Localizei apenas duas pesquisas específicas sobre gagueira e testosterona. Ambas são de 2015. São estudos preliminares, mas que podem nos ajudar a compreender melhor a dinâmica da gagueira.
Níveis pré-natais de testosterona e gagueira
Como dito no texto anterior desta série, fetos do sexo masculino apresentam quantidades moderadas de testosterona a partir da sétima semana de vida intrauterina. O psicólogo alemão Christian Montag e colaboradores procuraram responder a seguinte pergunta: pessoas que gaguejam de forma crônica foram expostas a maiores níveis pré-natais de testosterona? [1]

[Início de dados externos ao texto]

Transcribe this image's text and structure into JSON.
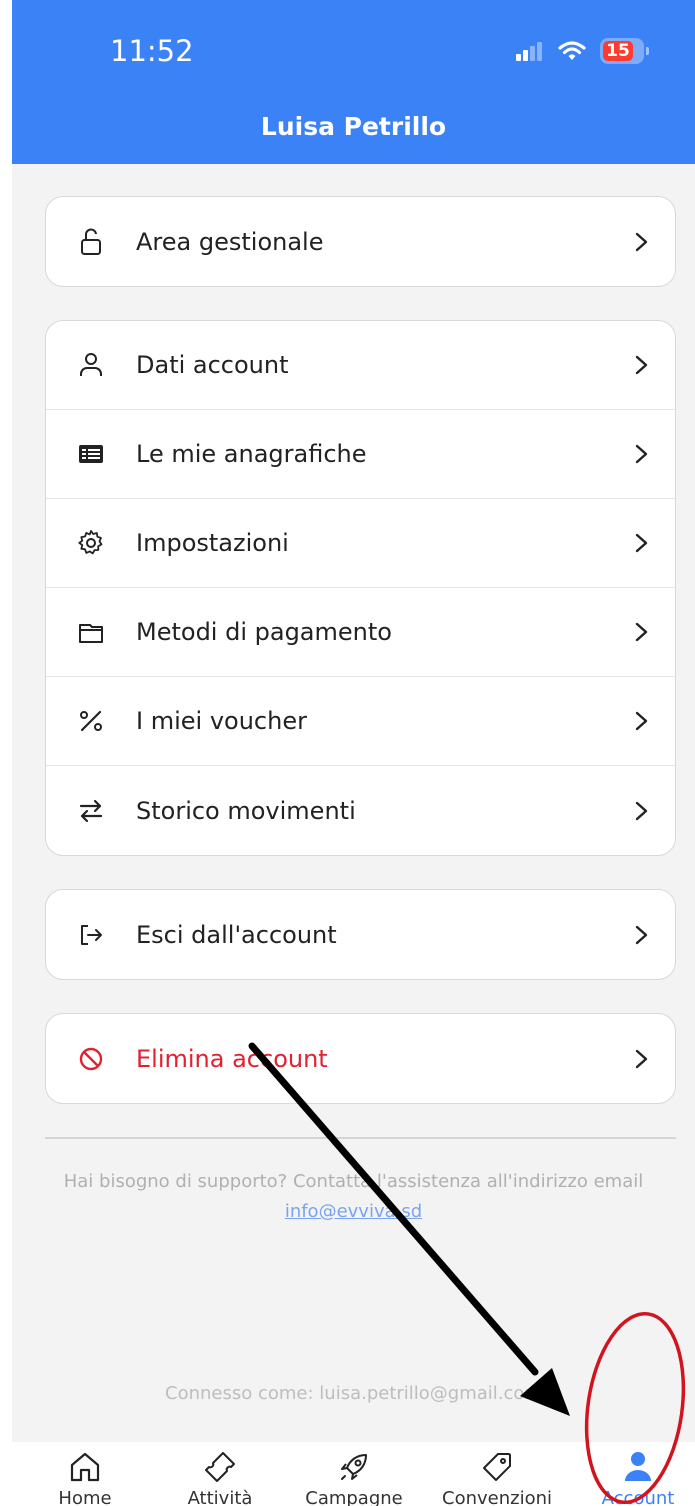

O nível pré-natal de testosterona não foi medido diretamente durante a gestação. Esse nível foi inferido através de outra medida diretamente correlacionada a ele: o tamanho dos dedos anular e indicador. A mão masculina tende a apresentar o dedo anular mais longo do que o indicador. O dedo indicador é considerado o segundo dedo da mão (2D), enquanto o anular é considerado o quarto dedo (4D). Por isso, a proporção é chamada de 2D:4D. A proporção masculina tende a ser menor do que a feminina, portanto. Este padrão no comprimento dos dedos das mãos está relacionado a níveis pré-natais de exposição à testosterona.
Participaram do estudo 38 adultos com gagueira (sendo 28 homens) e 36 adultos sem gagueira (sendo 24 homens), com idade média de 30 anos. As mãos dos sujeitos foram escaneadas e as medidas foram realizadas digitalmente. Quando o sujeito relatava que já havia fraturado o dedo anelar ou indicador de uma das mãos, aquele dado era excluído da amostra. Os sujeitos com gagueira também responderam a um questionário com 100 questões sobre o impacto da gagueira em suas vidas. Quanto maior a pontuação no questionário, maior o impacto da gagueira na vida da pessoa.
Quando os sujeitos foram comparados em relação ao sexo, os homens realmente apresentaram menor proporção 2D:4D na mão direita, ou seja, dedo anular significativamente maior do que o indicador. Apenas para a mão direita, não para a esquerda.
Quando os sujeitos foram comparados em relação à fala, não houve diferença na proporção 2D:4D entre os grupos, ou seja, os sujeitos com gagueira não apresentaram dedo anular maior do que o indicador em relação aos sujeitos sem gagueira. Consequentemente, concluiu-se que os sujeitos com gagueira não foram expostos a maiores níveis de testosterona na vida pré-natal.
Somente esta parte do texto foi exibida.